I'm going through a divorce in the USA. It's already been a while and should be finalized in June. I have a boyfriend in Italy (an Italian citizen). We are trying to find a way for me to come and stay with him. Per rules, I can stay up to 90 days in a 180 days period. Italian embassy in the USA told me that it's not possible to get a long term tourist visa for me. If I want to stay in Italy for over 90 days, it has to be either work or student visa. Or elective residence. 

I'm not planning to work while in Italy and I can't study, because I don't speak Italian. My boyfriend will do his best on his end (provide a host letter, stating he will cover all expenses if needed, provide accommodation, insurance etc). He can try to get a seasonal work visa for me, but: it's for 9 months only and I must come back to my country after that and it's generally hard to get, because there's quota for them.

Now we are thinking about elective residence visa. Per requirements, I need to have income such as dividends or pension. I don't have that, I'm not retiring any time soon (too young and don't have 401 k anyway), but I do have savings. I have a business which I'll close before moving to Italy. Bank statements from that business will show that I have approximately $50000. I also have cash, around $20000. I don't know how to prove that to the embassy (perhaps, buy a cashier's check at the bank? Any ideas on that?). Do you guys know if having savings ONLY is enough? Cause everywhere I read, they say about pension or other study income, which I don't have. 

I know, for elective residence visa I also have to have a rental agreement for the house/apartment. My boyfriend can arrange that.

Are there any other ways for me to come and stay in Italy longer than 90 days?

Please, help us unite and finally be together! We want to do it the right way...


----------



## BBCWatcher (Dec 28, 2012)

pjsacca said:


> ....I can't study, because I don't speak Italian.
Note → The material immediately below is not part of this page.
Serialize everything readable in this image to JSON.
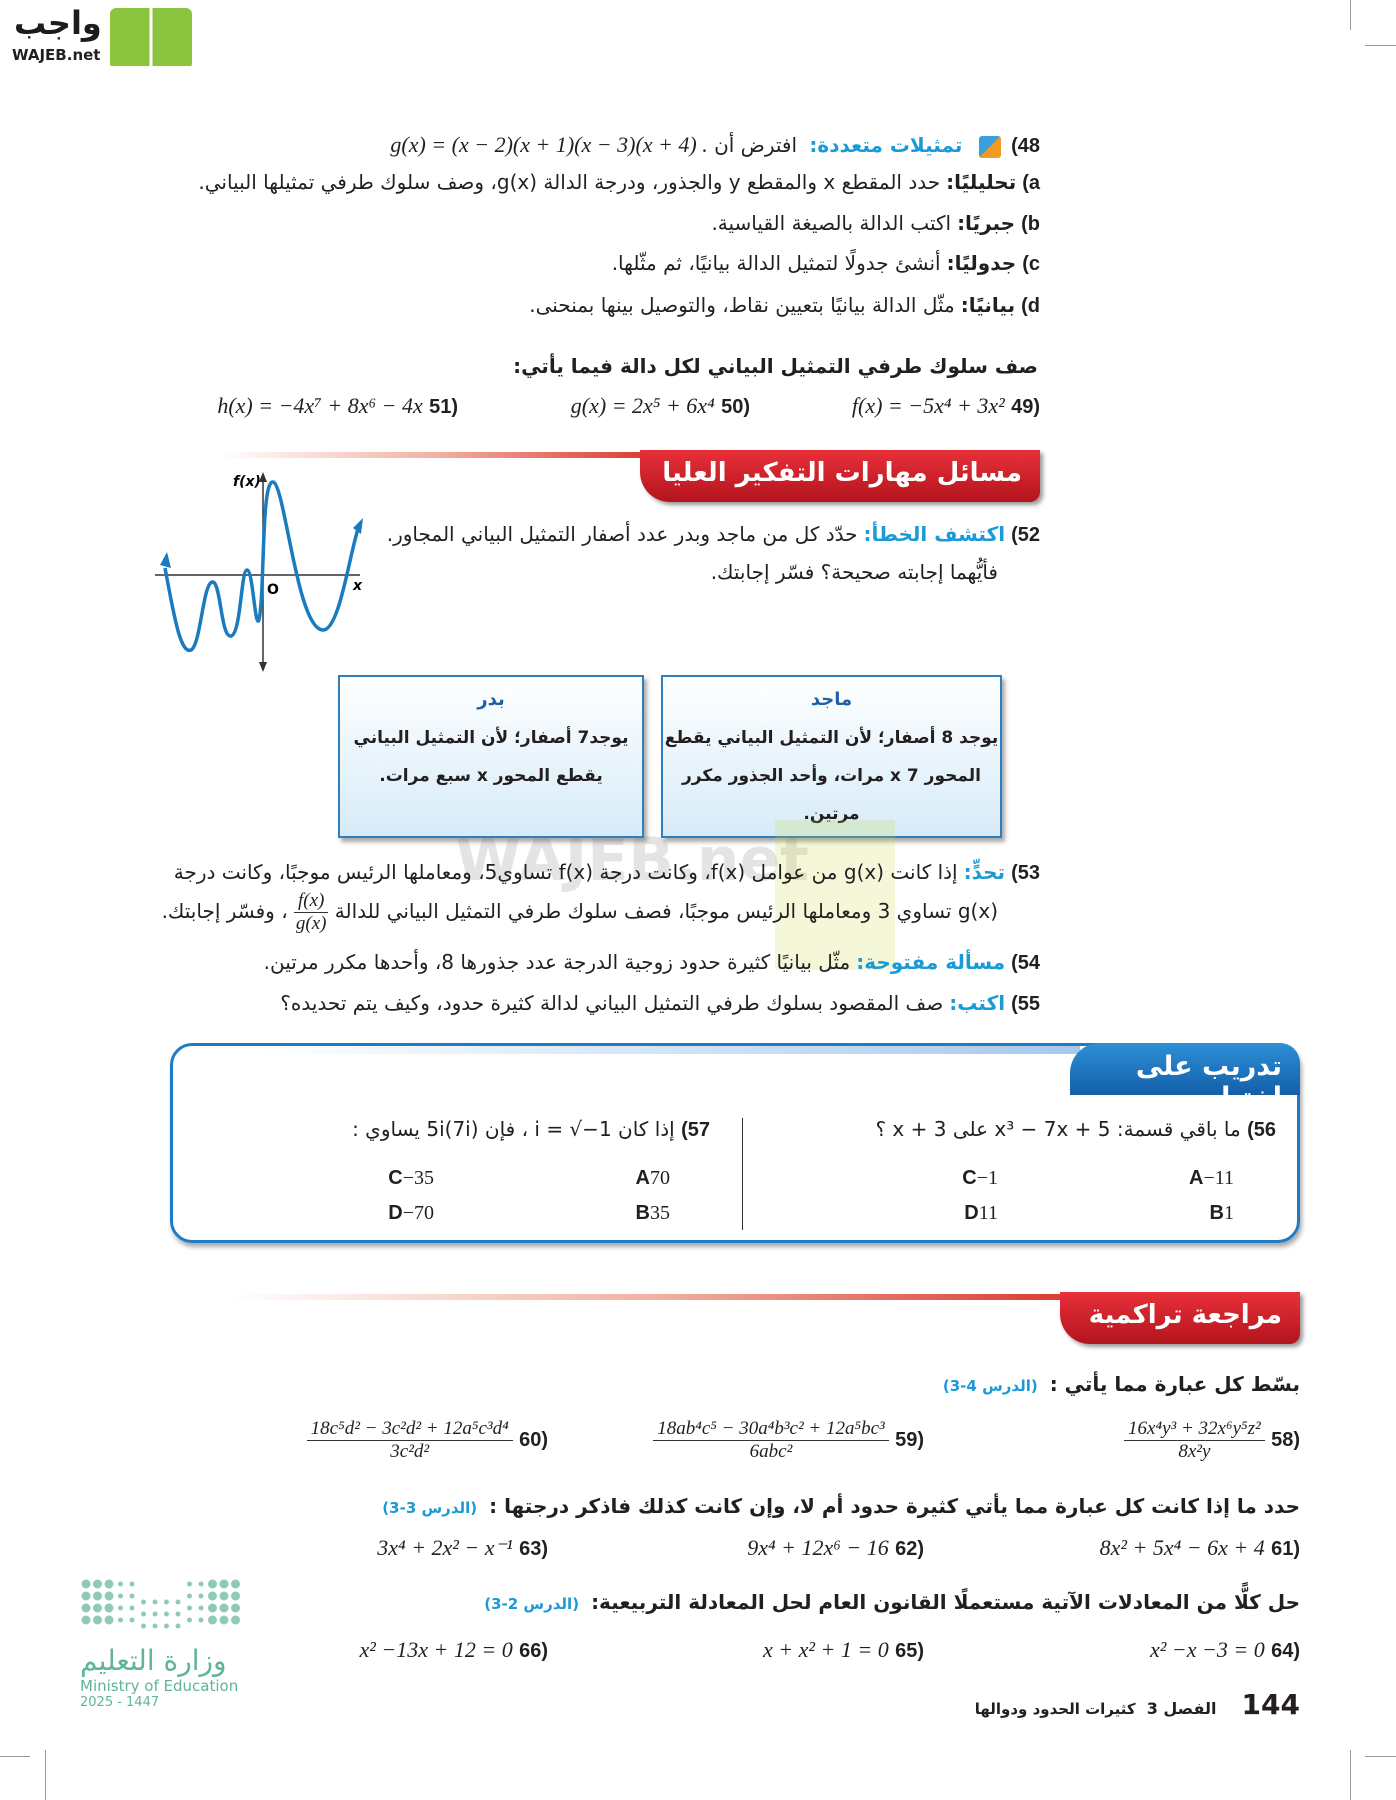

There are several universities in Italy offering degree programs in English. Your English seems pretty good to me. Whether one of those universities is geographically near your intended destination in Italy is a separate question.



> Now we are thinking about elective residence visa. Per requirements, I need to have income such as dividends or pension. I don't have that, I'm not retiring any time soon (too young and don't have 401 k anyway), but I do have savings. ....I don't know how to prove that to the embassy (perhaps, buy a cashier's check at the bank? Any ideas on that?).


Your most recent bank statement(s) would suffice.



> Do you guys know if having savings ONLY is enough?


Yes, in sufficient quantities. It's up to the consulate, but I'm skeptical US$70K is enough. It would be enough for a student visa, though. (See above.)



> Are there any other ways for me to come and stay in Italy longer than 90 days?


Another way is legal marriage to and co-residence with an EU, EEA, or Swiss citizen living in Italy. Such as this particular friendly Italian.


----------